Dromt
Dromt is a platform that enables the remote and seamless control and management of a fleet of drones. The platform allows users to utilize multiple drones (from various vendors) concurrently to complete a predetermined task, providing real-time feedback and video to the operator and allowing them to control the drones in real-time through a web interface.
The project has the following requirements:
- The ability to control multiple drones simultaneously
- The exchange of events and data between drones and operators who may not be in close proximity and may be behind NATs
- Cloud-based architecture for scalability and resiliency, suitable for use in various critical scenarios (e.g., rescue, firefighting, etc.)
- Fast and reliable performance to enable real-time control of drones.
Infrastructure Architecture
We designed the Dromt application and infrastructure to be cloud-based and scalable, using AWS and Kubernetes. The entire infrastructure is located within an AWS VPC, featuring a Kubernetes cluster deployed with EKS that runs the Dromt application, a cloud-native, event-driven application based on Kafka. I was responsible for designing and developing both the application and the infrastructure.
A Network Load Balancer makes the application accessible from the outside world. It consists of a REST API and a Web UI, both hosted on a Kubernetes cluster of EC2 Spot Instances__. I used Karpenter to automatically scale the cluster based on the application's load and the Node Termination Handler to drain the pods when AWS needs to terminate the spot instances.

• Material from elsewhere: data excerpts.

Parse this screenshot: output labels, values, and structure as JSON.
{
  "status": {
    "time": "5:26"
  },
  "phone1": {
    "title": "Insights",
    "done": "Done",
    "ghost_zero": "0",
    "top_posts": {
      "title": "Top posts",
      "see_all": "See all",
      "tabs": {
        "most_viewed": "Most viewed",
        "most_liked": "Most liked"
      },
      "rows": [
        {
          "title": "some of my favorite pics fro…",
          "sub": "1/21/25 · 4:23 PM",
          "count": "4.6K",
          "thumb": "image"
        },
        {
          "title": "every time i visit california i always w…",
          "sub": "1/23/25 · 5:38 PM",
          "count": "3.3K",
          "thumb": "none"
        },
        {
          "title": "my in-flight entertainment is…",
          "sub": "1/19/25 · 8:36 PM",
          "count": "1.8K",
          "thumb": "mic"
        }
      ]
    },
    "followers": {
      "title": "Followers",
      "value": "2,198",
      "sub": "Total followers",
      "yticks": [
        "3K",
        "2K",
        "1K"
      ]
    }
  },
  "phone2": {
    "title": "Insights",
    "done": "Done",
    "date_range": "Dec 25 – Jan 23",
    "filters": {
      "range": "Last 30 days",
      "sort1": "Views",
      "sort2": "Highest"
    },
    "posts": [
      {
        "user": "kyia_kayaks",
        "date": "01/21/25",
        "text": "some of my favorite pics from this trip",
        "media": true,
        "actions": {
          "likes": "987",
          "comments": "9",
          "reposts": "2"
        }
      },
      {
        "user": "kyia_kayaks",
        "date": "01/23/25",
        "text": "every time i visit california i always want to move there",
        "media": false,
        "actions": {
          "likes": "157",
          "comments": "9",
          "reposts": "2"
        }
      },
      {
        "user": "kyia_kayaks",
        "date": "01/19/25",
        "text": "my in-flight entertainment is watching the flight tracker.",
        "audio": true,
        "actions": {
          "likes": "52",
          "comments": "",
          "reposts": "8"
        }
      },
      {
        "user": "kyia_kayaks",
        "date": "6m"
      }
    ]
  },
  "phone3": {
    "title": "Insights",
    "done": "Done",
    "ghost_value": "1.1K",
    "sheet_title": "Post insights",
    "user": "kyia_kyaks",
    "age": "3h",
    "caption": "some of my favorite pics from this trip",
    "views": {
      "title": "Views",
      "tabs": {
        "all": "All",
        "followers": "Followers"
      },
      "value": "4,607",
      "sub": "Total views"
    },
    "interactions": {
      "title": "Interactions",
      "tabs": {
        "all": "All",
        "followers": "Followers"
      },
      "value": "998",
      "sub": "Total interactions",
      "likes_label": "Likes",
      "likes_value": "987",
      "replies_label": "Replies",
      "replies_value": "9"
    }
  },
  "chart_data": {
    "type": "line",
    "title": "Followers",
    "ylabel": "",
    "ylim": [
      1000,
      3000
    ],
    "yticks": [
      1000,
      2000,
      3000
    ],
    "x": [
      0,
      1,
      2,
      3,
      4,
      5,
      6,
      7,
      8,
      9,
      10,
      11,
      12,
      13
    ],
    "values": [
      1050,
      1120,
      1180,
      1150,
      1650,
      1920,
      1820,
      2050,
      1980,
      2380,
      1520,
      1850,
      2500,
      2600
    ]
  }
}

I also set up Prometheus and Grafana to monitor the cluster and application and send alerts to the organization's Slack channel. These services are deployed within the same VPC and use AWS PrivateLink to communicate with the application. In addition, the application utilizes AWS S3 to store media (such as pictures and videos), AWS RDS to store metadata on drones and operators, and Redis to store session data.

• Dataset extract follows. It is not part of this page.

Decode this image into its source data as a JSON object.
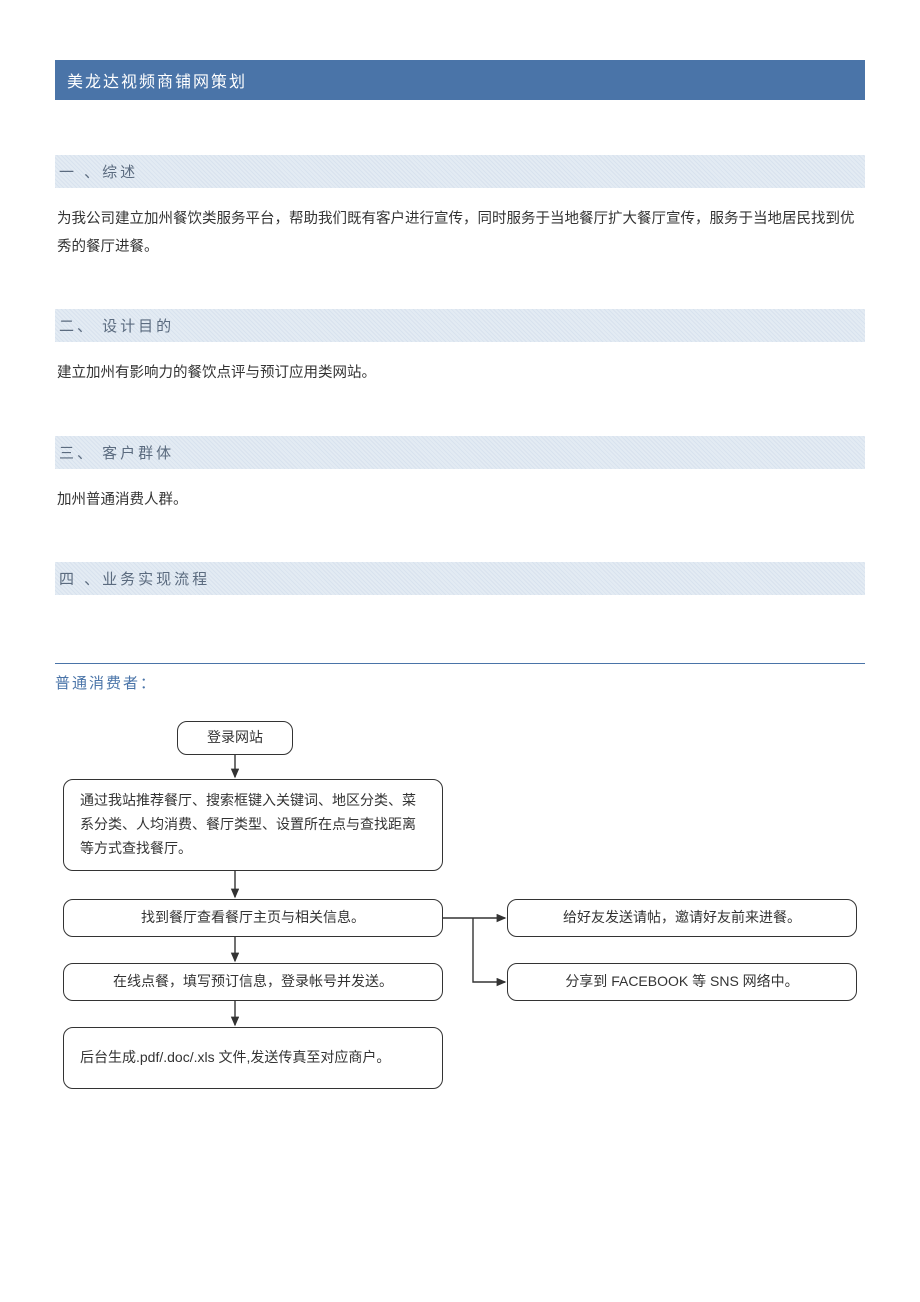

Furthermore, I configured an ECS cluster to run batch jobs, such as generating 3D models from collected media.
Continuous Integration and Deployment (CI/CD)
To ensure the quality of the code and the reliability of deployments for critical applications, it is crucial to have a CI/CD pipeline in place. I configured two GitLab CI/CD pipelines for this purpose: one for the application and one for the infrastructure.
Infrastructure
The infrastructure pipeline consists of several stages:
- When a developer pushes code to the GitLab repository, the GitLab CI/CD pipeline checks the validity and formatting of the IAC code and performs static security analysis using Snyk.

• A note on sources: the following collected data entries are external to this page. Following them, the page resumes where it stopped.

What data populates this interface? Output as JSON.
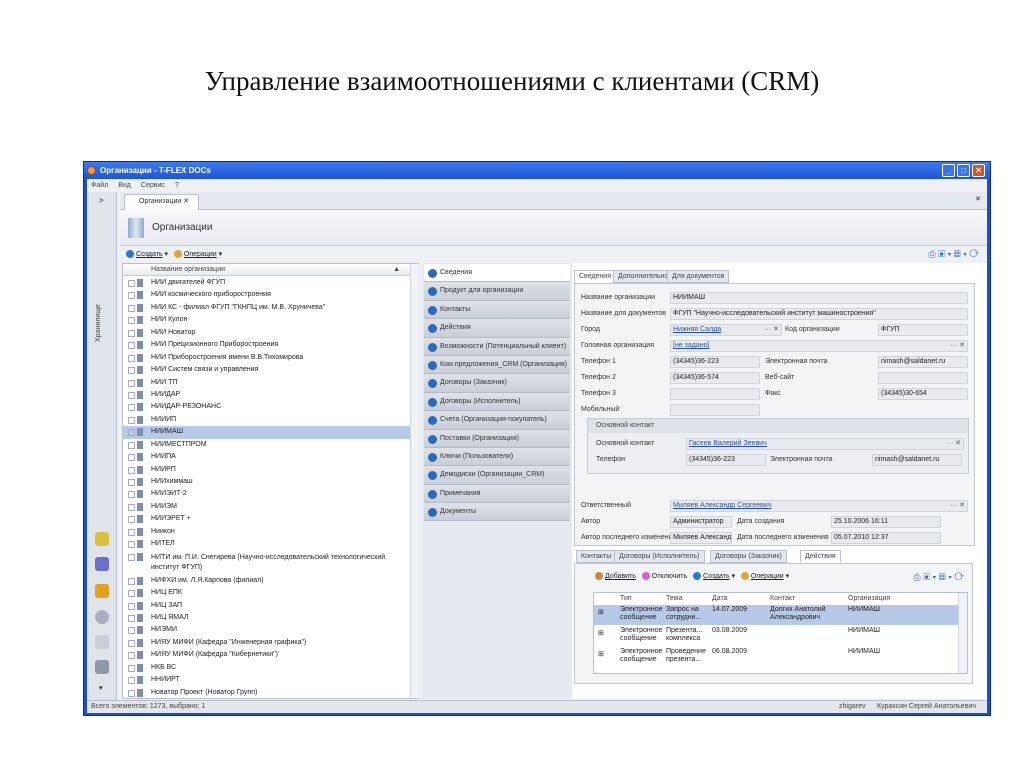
{
  "slide_title": "Управление взаимоотношениями с клиентами (CRM)",
  "window": {
    "title": "Организации - T-FLEX DOCs",
    "minimize": "_",
    "maximize": "□",
    "close": "✕"
  },
  "menu": [
    "Файл",
    "Вид",
    "Сервис",
    "?"
  ],
  "left_pane": {
    "expand": ">",
    "label": "Хранилище",
    "more": "▾"
  },
  "doc_tab": {
    "label": "Организации",
    "close": "✕"
  },
  "header": {
    "title": "Организации"
  },
  "toolbar": {
    "create": "Создать",
    "operations": "Операции",
    "icons": "⎙ ▣ ▾ ▦ ▾ ⟳"
  },
  "list": {
    "column": "Название организации",
    "sort": "▲",
    "rows": [
      "НИИ двигателей ФГУП",
      "НИИ космического приборостроения",
      "НИИ КС - филиал ФГУП \"ГКНПЦ им. М.В. Хруничева\"",
      "НИИ Кулон",
      "НИИ Новатор",
      "НИИ Прецизионного Приборостроения",
      "НИИ Приборостроения имени В.В.Тихомирова",
      "НИИ Систем связи и управления",
      "НИИ ТП",
      "НИИДАР",
      "НИИДАР-РЕЗОНАНС",
      "НИИИП",
      "НИИМАШ",
      "НИИМЕСТПРОМ",
      "НИИПА",
      "НИИРП",
      "НИИхиммаш",
      "НИИЭИТ-2",
      "НИИЭМ",
      "НИИЭРЕТ +",
      "Ниикон",
      "НИТЕЛ",
      "НИТИ им. П.И. Снегирева (Научно-исследовательский технологический институт ФГУП)",
      "НИФХИ им. Л.Я.Карпова (филиал)",
      "НИЦ ЕПК",
      "НИЦ ЗАП",
      "НИЦ ЯМАЛ",
      "НИЭМИ",
      "НИЯУ МИФИ (Кафедра \"Инженерная графика\")",
      "НИЯУ МИФИ (Кафедра \"Кибернетики\")",
      "НКБ ВС",
      "ННИИРТ",
      "Новатор Проект (Новатор Групп)"
    ],
    "selected_index": 12
  },
  "nav": [
    "Сведения",
    "Продукт для организации",
    "Контакты",
    "Действия",
    "Возможности (Потенциальный клиент)",
    "Ком.предложения_CRM (Организация)",
    "Договоры (Заказчик)",
    "Договоры (Исполнитель)",
    "Счета (Организация-покупатель)",
    "Поставки (Организация)",
    "Ключи (Пользователи)",
    "Демодиски (Организации_CRM)",
    "Примечания",
    "Документы"
  ],
  "form": {
    "tabs": [
      "Сведения",
      "Дополнительно",
      "Для документов"
    ],
    "labels": {
      "name": "Название организации",
      "doc_name": "Название для документов",
      "city": "Город",
      "code": "Код организации",
      "parent": "Головная организация",
      "phone1": "Телефон 1",
      "phone2": "Телефон 2",
      "phone3": "Телефон 3",
      "mobile": "Мобильный",
      "email": "Электронная почта",
      "web": "Веб-сайт",
      "fax": "Факс",
      "responsible": "Ответственный",
      "author": "Автор",
      "created": "Дата создания",
      "last_author": "Автор последнего изменения",
      "modified": "Дата последнего изменения"
    },
    "values": {
      "name": "НИИМАШ",
      "doc_name": "ФГУП \"Научно-исследовательский институт машиностроения\"",
      "city": "Нижняя Салда",
      "code": "ФГУП",
      "parent": "[не задано]",
      "phone1": "(34345)36-223",
      "phone2": "(34345)36-574",
      "phone3": "",
      "mobile": "",
      "email": "nimash@saldanet.ru",
      "web": "",
      "fax": "(34345)30-654",
      "responsible": "Миляев Александр Сергеевич",
      "author": "Администратор",
      "created": "25.10.2006 16:11",
      "last_author": "Миляев Александр",
      "modified": "05.07.2010 12:37"
    },
    "contact_group": {
      "title": "Основной контакт",
      "contact_label": "Основной контакт",
      "contact": "Гасеев Валерий Зеевич",
      "phone_label": "Телефон",
      "phone": "(34345)36-223",
      "email_label": "Электронная почта",
      "email": "nimash@saldanet.ru"
    }
  },
  "bottom": {
    "tabs": [
      "Контакты",
      "Договоры (Исполнитель)",
      "Договоры (Заказчик)",
      "Действия"
    ],
    "toolbar": {
      "add": "Добавить",
      "detach": "Отключить",
      "create": "Создать",
      "operations": "Операции"
    },
    "columns": [
      "Тип",
      "Тема",
      "Дата",
      "Контакт",
      "Организация"
    ],
    "rows": [
      {
        "type": "Электронное сообщение",
        "topic": "Запрос на сотрудни...",
        "date": "14.07.2009",
        "contact": "Долгих Анатолий Александрович",
        "org": "НИИМАШ"
      },
      {
        "type": "Электронное сообщение",
        "topic": "Презента... комплекса",
        "date": "03.08.2009",
        "contact": "",
        "org": "НИИМАШ"
      },
      {
        "type": "Электронное сообщение",
        "topic": "Проведение презента...",
        "date": "06.08.2009",
        "contact": "",
        "org": "НИИМАШ"
      }
    ]
  },
  "status": {
    "left": "Всего элементов: 1273, выбрано: 1",
    "user": "zhigarev",
    "name": "Курахсин Сергей Анатольевич"
  }
}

- It also checks for significant changes in the infrastructure price using Infracost and includes this information in the merge request.
- Once the request is approved and merged, the pipeline uses Terraform to deploy the infrastructure.
Application
The application pipeline consists of several stages:
- When a developer pushes code to the GitLab repository, the GitLab CI/CD pipeline checks the code's validity and formatting and performs static security analysis using Snyk.
- It builds the application using Docker and pushes the image to the Harbor repository. If the code is pushed to a tag, it also pushes the image to the AWS ECR repository.
- During the designated maintenance window, ArgoCD deploys the application using the Helm Cart. It deploys the application to the staging Kubernetes cluster for untagged commits and the production cluster for tagged commits.
This workflow allows developers to test the application in the staging cluster before deploying it to the production cluster, reducing the risk of human errors during deployment.